We’re setting the style of the border based on the image’s state - either black, or blue if selected, or (if we’ve submitted our guess) purple or red. Clicking on an image will toggle whether it’s selected based on some basic validation (can only have two guesses).

private void ToggleSelected(GeneratedImage image)
{
    if(!string.IsNullOrEmpty(success))
    {
        return;
    }
    if(image.Selected)
    {
        image.Selected = false;
        return;
    }
    if(images.Count(i => i.Selected) >= 2)
    {
        return;
    }
    image.Selected = true;
}

private string SelectedStyle(GeneratedImage image)
{
    if(!string.IsNullOrEmpty(success) && image.RightAnswer)
    {
        if (!image.Selected)
        {
            return "border: solid 4px red;";
        }
        else 
        {
            return "border: solid 4px purple;";
        }
    }
    if(image.Selected)
    {
        return "border: solid 4px blue;";
    }
    return "border: solid 4px black;";
}

Yes, I likely should have removed the border style and width from the method and only set the color dynamically, I just got lazy :)

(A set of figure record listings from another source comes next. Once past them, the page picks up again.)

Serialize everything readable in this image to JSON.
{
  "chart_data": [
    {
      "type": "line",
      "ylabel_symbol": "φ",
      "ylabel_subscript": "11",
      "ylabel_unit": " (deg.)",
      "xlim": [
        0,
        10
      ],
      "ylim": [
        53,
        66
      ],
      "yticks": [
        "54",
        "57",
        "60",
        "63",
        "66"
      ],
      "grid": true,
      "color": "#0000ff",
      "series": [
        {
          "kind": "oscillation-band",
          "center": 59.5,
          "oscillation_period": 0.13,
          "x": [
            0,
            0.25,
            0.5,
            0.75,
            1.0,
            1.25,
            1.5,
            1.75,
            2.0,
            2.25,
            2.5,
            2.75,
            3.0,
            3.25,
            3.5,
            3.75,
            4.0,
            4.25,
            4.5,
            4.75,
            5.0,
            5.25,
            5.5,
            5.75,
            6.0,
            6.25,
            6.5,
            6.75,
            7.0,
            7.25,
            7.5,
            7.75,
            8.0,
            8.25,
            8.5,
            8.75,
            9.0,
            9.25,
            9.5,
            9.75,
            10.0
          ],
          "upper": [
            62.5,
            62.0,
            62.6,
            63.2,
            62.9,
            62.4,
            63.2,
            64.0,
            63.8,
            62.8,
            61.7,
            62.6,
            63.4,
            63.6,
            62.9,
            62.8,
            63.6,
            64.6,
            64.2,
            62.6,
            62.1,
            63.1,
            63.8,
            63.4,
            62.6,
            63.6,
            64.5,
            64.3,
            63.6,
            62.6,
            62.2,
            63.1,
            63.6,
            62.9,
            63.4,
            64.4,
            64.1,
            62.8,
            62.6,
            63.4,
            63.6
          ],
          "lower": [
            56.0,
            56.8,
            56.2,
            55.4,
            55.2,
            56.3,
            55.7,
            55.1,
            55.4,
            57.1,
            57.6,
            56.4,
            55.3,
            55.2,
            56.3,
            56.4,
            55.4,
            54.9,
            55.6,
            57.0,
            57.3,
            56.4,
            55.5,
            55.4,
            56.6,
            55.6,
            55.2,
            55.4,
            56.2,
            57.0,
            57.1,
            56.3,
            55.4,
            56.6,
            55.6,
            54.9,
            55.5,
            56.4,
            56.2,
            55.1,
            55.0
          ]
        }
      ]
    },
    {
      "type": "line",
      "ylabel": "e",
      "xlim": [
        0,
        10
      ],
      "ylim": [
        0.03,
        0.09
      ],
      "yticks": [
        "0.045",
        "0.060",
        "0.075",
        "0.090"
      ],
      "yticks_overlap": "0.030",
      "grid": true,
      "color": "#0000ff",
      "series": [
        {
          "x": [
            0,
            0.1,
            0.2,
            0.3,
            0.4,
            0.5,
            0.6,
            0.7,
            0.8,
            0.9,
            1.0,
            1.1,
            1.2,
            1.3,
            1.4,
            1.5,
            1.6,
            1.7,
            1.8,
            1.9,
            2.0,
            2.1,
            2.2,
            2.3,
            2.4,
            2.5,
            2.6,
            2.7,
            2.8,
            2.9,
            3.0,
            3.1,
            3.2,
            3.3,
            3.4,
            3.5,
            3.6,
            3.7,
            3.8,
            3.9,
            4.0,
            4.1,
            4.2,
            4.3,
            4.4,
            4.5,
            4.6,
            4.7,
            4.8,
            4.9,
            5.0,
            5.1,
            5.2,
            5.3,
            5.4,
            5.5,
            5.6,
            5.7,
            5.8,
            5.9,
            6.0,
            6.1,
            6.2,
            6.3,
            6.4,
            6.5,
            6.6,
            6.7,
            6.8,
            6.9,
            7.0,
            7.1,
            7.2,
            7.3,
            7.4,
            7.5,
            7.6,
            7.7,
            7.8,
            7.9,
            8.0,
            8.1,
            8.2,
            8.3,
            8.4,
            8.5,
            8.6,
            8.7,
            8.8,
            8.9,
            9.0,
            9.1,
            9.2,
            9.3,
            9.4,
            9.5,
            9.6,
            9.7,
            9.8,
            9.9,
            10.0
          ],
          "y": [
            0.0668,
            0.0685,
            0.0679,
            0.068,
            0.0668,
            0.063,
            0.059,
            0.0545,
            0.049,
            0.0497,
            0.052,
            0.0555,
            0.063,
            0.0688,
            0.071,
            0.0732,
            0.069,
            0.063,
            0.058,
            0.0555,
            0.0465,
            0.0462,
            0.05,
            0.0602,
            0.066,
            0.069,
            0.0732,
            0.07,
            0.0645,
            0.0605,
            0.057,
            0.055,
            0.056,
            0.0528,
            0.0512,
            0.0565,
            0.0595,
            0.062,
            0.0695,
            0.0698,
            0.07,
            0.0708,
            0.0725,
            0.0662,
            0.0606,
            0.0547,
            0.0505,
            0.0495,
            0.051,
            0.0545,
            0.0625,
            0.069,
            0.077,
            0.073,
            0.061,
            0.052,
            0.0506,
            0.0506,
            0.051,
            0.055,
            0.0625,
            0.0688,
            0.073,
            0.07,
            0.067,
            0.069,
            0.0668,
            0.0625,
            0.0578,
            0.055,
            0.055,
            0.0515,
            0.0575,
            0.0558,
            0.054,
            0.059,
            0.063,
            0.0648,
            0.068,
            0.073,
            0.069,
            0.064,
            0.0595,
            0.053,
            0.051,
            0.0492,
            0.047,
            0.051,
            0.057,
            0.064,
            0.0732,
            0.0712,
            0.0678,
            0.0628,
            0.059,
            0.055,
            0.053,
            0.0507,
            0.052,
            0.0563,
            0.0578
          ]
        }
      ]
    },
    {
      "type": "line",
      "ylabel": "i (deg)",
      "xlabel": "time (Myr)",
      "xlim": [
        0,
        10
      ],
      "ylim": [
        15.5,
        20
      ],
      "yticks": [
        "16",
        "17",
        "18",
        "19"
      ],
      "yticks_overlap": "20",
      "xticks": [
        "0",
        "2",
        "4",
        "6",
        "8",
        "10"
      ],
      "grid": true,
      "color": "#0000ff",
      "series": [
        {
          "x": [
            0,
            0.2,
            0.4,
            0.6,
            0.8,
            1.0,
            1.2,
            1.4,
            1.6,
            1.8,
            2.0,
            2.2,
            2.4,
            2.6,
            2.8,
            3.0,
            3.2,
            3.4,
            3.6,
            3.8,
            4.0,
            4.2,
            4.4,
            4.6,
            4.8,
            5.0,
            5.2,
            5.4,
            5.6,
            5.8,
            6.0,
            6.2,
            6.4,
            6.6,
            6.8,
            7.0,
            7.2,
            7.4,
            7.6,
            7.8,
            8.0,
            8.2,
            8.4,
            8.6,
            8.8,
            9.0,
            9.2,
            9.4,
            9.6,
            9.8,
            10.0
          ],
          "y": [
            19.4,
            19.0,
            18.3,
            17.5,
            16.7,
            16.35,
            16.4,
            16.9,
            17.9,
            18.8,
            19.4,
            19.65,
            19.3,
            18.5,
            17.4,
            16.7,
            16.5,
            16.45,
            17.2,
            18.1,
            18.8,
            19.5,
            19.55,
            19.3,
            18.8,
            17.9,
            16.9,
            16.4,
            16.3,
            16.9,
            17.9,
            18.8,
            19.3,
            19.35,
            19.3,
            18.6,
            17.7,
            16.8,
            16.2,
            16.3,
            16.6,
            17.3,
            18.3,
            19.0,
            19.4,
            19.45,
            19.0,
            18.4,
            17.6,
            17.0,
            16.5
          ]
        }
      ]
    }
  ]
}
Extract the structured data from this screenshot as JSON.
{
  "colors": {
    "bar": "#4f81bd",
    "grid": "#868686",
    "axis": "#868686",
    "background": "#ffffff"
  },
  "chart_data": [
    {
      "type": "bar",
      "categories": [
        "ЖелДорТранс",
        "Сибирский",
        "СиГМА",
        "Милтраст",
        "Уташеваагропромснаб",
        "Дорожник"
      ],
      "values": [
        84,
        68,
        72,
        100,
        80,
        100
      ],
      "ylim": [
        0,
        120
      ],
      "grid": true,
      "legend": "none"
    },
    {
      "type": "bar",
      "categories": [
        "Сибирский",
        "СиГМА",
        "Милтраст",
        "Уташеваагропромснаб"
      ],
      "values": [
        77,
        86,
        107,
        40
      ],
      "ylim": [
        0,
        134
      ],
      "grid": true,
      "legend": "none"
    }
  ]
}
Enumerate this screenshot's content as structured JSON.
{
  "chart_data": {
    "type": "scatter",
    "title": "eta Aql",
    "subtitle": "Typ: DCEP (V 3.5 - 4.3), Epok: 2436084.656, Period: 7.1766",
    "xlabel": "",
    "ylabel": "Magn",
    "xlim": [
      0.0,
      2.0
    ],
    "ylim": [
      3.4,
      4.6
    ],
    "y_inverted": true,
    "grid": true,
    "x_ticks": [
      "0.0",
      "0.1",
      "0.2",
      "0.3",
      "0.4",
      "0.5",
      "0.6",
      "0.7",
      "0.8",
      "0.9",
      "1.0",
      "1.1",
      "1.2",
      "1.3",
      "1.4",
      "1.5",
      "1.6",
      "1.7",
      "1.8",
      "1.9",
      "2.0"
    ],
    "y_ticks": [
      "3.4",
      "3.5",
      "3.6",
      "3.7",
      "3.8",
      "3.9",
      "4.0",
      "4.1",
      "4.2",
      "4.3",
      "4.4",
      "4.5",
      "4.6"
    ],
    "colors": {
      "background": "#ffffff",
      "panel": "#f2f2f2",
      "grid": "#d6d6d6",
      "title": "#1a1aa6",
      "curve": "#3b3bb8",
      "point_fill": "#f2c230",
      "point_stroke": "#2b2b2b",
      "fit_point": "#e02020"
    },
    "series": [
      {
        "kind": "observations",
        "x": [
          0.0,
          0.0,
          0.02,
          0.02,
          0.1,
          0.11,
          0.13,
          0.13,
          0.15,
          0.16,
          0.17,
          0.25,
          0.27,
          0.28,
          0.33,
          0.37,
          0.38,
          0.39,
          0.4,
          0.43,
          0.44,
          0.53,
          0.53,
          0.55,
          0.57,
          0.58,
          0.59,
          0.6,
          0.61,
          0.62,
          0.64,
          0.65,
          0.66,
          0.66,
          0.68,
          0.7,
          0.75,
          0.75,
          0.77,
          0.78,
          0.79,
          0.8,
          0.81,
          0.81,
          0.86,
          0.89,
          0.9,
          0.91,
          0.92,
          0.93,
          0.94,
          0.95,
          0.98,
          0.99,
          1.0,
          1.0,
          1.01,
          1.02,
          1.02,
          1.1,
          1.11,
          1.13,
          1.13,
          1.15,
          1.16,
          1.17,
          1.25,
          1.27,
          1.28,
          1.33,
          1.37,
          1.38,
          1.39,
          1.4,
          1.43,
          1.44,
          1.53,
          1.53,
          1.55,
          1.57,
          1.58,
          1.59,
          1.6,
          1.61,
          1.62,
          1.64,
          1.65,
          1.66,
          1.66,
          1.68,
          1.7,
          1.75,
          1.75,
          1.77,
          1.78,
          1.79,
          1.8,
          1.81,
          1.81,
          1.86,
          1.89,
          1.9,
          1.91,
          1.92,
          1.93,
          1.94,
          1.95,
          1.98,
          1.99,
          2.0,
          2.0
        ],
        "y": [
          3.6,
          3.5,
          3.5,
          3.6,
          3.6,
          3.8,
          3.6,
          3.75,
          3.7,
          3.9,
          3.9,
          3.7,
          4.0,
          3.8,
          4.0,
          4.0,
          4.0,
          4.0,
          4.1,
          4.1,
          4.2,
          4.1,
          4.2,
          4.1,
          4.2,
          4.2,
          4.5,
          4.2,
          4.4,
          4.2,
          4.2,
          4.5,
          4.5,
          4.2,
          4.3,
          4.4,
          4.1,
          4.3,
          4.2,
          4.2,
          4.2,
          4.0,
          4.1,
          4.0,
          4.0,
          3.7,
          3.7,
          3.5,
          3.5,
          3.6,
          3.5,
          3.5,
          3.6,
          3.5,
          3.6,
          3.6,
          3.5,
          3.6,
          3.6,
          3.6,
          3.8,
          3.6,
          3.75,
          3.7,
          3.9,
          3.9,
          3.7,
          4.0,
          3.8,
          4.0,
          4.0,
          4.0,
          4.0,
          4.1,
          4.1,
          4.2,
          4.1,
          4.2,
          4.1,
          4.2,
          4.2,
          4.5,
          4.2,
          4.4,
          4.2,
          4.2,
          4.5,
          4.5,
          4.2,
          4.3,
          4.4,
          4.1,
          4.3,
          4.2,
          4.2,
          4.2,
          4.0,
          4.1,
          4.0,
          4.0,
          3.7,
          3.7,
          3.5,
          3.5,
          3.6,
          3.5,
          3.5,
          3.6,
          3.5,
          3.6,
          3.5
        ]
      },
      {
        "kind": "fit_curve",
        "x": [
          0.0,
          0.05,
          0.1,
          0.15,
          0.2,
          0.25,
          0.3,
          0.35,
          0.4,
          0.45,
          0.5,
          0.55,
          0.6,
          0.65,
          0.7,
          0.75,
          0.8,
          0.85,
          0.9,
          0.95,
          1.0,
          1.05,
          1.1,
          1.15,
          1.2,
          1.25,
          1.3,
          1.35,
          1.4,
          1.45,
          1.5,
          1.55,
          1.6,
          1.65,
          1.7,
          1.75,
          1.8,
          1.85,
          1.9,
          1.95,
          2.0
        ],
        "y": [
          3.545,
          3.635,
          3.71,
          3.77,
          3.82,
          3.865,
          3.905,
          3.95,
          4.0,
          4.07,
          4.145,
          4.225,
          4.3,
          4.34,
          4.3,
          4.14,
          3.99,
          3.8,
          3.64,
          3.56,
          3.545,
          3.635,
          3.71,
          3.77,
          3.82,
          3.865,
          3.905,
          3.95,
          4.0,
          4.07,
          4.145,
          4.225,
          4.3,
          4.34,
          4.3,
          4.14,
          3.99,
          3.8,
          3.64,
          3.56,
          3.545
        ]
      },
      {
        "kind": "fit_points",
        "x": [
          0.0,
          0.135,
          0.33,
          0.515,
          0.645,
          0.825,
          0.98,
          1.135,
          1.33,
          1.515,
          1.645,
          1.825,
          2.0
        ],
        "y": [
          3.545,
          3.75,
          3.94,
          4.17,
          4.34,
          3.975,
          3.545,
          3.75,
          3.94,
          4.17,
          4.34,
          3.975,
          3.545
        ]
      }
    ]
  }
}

Finally a check answers button, to see if we won! You can only click it if you’ve guessed two images (as verified by ShowGuess)

<button class="btn btn-primary" disabled="@ShowGuess" @onclick="CheckAnswers">Guess</button>

private void CheckAnswers()
{
    var picked = images.Where(i => i.Selected);
    if(picked.All(p => p.RightAnswer))
    {
        success = "You win!";
    }
    else
    {
        success = "You lose :(";
    }
}

Here’s what the finished product looks like:

finished game

Overall this was a fun little project and showed how easy it was to include images in multi-modal conversations using Semantic Kernel!